President of the Dangote Group, Aliko Dangote, has cast serious doubt over the future of Nigeria’s state-owned refineries, saying the Port Harcourt, Warri, and Kaduna plants may never function again—despite consuming over $18 billion in rehabilitation funds.
Dangote made the statement on Thursday while hosting members of the Global CEO Africa Network from the Lagos Business School during a tour of the Dangote Refinery in Lekki, Lagos.
He criticized the persistent inefficiencies and waste surrounding the Nigerian National Petroleum Company Limited (NNPC)-managed refineries, describing attempts at turnaround maintenance as futile and outdated.
“Refurbishing those refineries is like trying to modernise a 40-year-old car. Even if you change the engine, the body can’t handle the technology,” Dangote remarked.
A Deal Reversed
Dangote recalled that his group had acquired the refineries in 2007, but had to return them a few months later after a change in government. He said former President Umaru Musa Yar’Adua reversed the sale, following advice from NNPC executives who argued the plants were undersold by former President Olusegun Obasanjo.
“We bought the refineries in January 2007 but had to give them back. They told Yar’Adua we got them as a parting gift,” he said.
Since then, billions have been spent with little or no output. Dangote added that while government refineries allocated just 22% of production to petrol, his 650,000-barrel-per-day refinery is now devoting over 50% of output to Premium Motor Spirit (PMS).
Obasanjo Echoes Concern
Dangote’s remarks align with earlier criticisms by ex-President Olusegun Obasanjo, who said the NNPC has consistently mismanaged the facilities. Obasanjo recalled how international oil companies like Shell had refused to manage the refineries, citing inefficiency and poor operational standards.
“They told me the refineries won’t work—and they haven’t,” Obasanjo said, adding that Nigeria may now struggle to sell the assets even as scrap.
He accused the NNPC of institutional corruption, saying:
“They [NNPC] knew they couldn’t make it work, but it was an avenue to embezzle. In a civilized society, many should be in jail.”

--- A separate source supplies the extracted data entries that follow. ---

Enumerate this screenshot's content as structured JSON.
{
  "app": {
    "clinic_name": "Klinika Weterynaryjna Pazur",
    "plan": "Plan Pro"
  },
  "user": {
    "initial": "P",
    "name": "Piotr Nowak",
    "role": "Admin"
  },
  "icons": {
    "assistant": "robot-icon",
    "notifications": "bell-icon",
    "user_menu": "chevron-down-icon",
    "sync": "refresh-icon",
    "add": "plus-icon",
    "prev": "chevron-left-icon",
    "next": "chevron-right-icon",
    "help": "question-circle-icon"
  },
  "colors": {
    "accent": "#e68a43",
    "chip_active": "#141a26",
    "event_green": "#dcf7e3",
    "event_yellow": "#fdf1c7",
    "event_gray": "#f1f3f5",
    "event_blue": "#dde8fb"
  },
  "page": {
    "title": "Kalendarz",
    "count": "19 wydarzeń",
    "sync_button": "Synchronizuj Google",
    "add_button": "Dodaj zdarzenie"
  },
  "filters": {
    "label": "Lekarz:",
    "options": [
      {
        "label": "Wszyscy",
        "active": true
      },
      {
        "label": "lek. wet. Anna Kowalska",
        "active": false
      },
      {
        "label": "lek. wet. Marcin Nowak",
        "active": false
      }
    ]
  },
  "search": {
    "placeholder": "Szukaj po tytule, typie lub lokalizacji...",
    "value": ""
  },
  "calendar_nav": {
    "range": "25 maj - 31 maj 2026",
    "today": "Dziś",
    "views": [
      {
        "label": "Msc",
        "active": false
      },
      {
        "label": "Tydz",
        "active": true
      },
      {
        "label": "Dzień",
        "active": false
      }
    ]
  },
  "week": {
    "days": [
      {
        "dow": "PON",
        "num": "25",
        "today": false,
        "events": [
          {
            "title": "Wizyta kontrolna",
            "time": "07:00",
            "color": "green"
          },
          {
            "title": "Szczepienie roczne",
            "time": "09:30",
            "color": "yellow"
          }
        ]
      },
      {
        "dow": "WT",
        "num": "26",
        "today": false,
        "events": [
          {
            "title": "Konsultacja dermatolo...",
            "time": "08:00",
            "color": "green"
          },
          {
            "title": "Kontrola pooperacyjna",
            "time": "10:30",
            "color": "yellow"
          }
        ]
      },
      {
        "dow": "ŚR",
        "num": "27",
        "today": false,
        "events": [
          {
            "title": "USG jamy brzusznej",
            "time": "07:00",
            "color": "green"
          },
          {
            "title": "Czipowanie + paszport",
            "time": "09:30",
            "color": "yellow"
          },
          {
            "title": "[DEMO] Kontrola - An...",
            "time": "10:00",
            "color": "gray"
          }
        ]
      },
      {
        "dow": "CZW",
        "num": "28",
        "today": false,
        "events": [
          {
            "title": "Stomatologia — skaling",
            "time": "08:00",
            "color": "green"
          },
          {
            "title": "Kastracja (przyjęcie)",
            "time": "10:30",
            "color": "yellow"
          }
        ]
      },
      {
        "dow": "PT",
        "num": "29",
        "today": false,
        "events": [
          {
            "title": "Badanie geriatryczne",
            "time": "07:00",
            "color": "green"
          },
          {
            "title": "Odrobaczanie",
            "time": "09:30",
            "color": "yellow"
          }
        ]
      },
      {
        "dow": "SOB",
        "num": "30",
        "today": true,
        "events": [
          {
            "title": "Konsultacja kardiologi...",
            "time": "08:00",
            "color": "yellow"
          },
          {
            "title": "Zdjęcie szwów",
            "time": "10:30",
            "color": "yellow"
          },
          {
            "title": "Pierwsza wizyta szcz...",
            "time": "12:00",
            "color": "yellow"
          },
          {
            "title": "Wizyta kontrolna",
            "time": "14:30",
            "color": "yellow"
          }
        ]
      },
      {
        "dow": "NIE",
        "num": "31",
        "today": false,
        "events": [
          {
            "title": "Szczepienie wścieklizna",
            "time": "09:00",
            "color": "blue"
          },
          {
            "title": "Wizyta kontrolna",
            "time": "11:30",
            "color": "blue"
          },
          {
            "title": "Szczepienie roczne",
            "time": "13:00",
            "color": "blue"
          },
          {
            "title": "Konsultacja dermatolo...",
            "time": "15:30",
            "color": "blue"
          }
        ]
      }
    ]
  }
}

In January, Obasanjo again claimed that over $2 billion had been wasted on the refineries without results.
“If someone tells you today that the refineries are working, why then are they depending on Dangote?” he asked rhetorically.
Mounting Calls for Privatisation
The recent shutdown of the 60,000 barrels-per-day Port Harcourt refinery—just six months after it was declared operational—has reignited calls for the privatisation of Nigeria’s refineries.
Similarly, the Warri refinery, reopened in December 2024 by ex-NNPC boss Mele Kyari, was closed within a month.
The Manufacturers Association of Nigeria (MAN) and industry stakeholders have urged the government to sell off the refineries, labelling them as economic burdens.
Some analysts argue the facilities should be scrapped entirely, with proceeds redirected into building modular refineries that are more efficient and easier to manage.
A Trail of Wasteful Spending
Despite years of rehabilitation efforts, the refineries remain non-functional:
- $1.4 billion was approved for the Port Harcourt refinery in 2021
- $897 million was earmarked for Warri, and $586 million for Kaduna
- ₦100 billion reportedly went into refinery rehab in 2021 alone
- $396.33 million was spent on Turnaround Maintenance between 2013 and 2017
Yet, no tangible results have emerged.
NNPC Unreachable
Efforts to get a response from the NNPC were unsuccessful. The corporation currently has no official spokesperson, and messages sent to its listed contact lines went unanswered as of the time of filing this report.
The fate of Nigeria’s state-owned refineries remains uncertain, even as the private-sector-led Dangote Refinery continues to gain momentum as the country’s best hope for energy self-sufficiency.